My room at Hopkins (where I was treated inpatient) was one of 20 in my unit. Each floor had four units and there was only one person other than me who was under the age of 50. (Except the nurses. All the nurses were my age.) I met the other "young" patient a couple of times. He was a friend of a friend. Most of our conversations revolved around the type of treatment we were receiving and what color our chemo was (his was blue, mine was red.) One question that always hung over us: What was the prognosis? No one knew. That's the best we could say to each other and that's the best I could tell anyone who asked. I didn't know if I were even going to survive the treatment, let alone be "cured". We were too young to even find comfort in statistics and probabilities. People our age just don't get cancer.

Well, that's completely wrong. In fact, 70,000 people between the ages of 15 and 39 are diagnosed with cancer each year, but we are the outliers. We aren't like the other 12 million people diagnosed each year. Cancer is the leading cause of death due to disease in this age group. Too many young people--like my friend in treatment--are dying from cancer. That's unacceptable. I'm playing my cancer card now.

There are more than two million people living in the United States who were diagnosed as adolescents or young adults and are currently in treatment or living as a survivor. We are unique but we should not be invisible. We want to be counted. We want to know how a treatment to save our life will impact our ability to work, to go to school, or to pick up our children from daycare.
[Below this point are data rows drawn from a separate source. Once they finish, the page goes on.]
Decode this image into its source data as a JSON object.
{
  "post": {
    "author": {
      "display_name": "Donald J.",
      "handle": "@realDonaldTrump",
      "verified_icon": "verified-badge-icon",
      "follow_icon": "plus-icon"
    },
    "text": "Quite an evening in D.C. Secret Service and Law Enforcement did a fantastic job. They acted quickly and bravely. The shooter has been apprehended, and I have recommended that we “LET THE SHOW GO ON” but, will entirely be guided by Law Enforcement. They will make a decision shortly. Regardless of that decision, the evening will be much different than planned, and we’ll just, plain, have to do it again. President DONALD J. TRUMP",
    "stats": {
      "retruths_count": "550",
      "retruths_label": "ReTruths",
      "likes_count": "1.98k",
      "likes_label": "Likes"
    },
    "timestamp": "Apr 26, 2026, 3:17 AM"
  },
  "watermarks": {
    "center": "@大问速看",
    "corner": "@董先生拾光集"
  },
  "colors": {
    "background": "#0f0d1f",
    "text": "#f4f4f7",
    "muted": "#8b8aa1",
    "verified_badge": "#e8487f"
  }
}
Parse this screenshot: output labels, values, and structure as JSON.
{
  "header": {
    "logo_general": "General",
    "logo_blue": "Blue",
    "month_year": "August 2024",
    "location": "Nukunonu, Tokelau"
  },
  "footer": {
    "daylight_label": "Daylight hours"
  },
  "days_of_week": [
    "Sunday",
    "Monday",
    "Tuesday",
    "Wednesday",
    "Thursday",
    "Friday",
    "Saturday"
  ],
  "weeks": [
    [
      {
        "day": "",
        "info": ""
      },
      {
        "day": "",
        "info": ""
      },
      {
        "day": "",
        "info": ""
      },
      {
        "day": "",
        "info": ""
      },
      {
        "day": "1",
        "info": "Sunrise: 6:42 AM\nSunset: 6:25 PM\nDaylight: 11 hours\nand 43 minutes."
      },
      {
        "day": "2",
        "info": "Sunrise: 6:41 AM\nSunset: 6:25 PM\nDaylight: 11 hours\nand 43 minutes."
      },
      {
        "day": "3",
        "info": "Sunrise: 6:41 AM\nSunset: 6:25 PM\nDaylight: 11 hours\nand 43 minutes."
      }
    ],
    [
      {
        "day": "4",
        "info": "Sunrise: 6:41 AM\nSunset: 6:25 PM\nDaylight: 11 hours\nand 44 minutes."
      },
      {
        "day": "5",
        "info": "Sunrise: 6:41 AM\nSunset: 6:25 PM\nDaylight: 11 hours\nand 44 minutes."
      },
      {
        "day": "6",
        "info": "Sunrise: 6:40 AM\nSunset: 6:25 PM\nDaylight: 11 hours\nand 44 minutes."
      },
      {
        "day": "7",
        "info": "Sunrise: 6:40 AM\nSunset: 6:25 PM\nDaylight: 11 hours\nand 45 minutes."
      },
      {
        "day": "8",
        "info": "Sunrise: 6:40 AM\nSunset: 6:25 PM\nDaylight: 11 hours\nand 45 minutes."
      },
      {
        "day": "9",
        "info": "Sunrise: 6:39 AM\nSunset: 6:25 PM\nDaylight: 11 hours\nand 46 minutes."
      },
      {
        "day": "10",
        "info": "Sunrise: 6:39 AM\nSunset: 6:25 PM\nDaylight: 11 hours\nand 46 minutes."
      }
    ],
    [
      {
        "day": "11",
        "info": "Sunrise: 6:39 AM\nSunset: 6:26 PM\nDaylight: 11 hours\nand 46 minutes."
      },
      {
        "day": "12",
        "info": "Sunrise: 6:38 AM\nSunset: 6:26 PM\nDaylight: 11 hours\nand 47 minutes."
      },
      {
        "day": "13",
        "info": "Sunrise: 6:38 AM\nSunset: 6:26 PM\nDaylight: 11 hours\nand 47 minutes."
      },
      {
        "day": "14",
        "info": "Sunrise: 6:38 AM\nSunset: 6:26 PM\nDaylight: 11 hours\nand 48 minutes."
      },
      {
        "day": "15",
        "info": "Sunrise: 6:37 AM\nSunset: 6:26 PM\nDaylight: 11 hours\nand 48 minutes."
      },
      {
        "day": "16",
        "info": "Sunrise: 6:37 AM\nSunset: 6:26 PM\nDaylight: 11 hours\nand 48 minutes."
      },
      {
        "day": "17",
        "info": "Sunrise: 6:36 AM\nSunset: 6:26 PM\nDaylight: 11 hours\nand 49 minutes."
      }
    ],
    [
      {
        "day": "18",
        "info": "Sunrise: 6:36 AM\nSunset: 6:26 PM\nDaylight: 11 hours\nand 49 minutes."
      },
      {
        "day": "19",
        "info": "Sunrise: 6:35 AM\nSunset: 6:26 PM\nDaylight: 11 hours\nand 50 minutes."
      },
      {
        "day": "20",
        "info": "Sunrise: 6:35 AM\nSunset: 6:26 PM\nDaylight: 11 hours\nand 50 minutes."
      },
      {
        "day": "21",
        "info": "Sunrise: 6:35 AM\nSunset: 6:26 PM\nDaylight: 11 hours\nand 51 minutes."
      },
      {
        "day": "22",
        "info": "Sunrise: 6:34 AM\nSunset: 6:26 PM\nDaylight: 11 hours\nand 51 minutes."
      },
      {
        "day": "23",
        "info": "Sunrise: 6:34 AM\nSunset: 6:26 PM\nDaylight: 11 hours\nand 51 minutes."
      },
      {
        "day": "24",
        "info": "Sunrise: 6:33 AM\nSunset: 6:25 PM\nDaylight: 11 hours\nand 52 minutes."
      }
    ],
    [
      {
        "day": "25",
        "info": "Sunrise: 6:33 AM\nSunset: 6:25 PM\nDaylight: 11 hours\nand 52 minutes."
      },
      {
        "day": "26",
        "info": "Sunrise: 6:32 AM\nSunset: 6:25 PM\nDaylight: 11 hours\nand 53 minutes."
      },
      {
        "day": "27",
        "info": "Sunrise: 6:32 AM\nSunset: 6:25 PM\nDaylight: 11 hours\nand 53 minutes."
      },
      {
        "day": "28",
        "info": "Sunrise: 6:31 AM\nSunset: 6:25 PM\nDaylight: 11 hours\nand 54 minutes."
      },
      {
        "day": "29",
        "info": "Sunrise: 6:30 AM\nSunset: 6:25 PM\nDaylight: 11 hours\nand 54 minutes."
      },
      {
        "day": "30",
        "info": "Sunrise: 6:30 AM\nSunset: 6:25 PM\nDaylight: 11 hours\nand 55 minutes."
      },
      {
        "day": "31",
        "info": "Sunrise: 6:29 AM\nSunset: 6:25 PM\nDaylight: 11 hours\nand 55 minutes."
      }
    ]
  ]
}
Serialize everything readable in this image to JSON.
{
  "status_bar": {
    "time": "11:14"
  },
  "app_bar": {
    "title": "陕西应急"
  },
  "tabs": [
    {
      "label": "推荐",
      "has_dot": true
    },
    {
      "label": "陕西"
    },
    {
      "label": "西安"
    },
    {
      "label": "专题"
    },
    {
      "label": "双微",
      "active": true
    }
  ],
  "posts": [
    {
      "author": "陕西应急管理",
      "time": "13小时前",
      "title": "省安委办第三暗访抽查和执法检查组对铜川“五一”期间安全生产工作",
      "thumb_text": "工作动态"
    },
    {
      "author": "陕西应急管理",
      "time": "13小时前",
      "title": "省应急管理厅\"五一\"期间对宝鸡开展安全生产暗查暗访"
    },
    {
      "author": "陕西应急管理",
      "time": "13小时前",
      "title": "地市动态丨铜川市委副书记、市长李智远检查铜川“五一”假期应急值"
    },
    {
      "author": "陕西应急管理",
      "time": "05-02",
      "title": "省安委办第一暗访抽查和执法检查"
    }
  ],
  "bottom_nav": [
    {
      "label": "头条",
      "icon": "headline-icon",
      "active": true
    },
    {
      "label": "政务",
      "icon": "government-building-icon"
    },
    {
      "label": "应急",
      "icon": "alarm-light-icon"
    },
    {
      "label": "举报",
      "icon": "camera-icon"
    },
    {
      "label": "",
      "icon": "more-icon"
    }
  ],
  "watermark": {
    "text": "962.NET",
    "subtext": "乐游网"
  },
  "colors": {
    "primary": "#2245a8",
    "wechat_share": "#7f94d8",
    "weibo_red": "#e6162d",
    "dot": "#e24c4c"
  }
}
We want to know what our life will look like after the treatment. Can we have children? Do we need to move back in with our parents? Should we expect to be in and out of the hospital for the rest of our lives? What is the risk of secondary cancers? Will we even survive?

These are questions that we need the answers to, and hiding behind a lack of data is no longer adequate. We demand that every test find a place in a larger pool of research. That every adolescent and young adult has access to clinical trials. That our medical professionals are trained to answer our questions. That the next time a 27-year-old is diagnosed with leukemia, she doesn't have to hold her breath and wait to see if the treatment works and then ask what that means for the rest of her life. She will be able to speak to her doctors about her care and they will be able to answer her questions fully and confidently.

So this week, during National Young Adult Cancer Awareness Week and in all the weeks to come, I'm raising my bright orange card with my name and patient number and demanding that I be counted.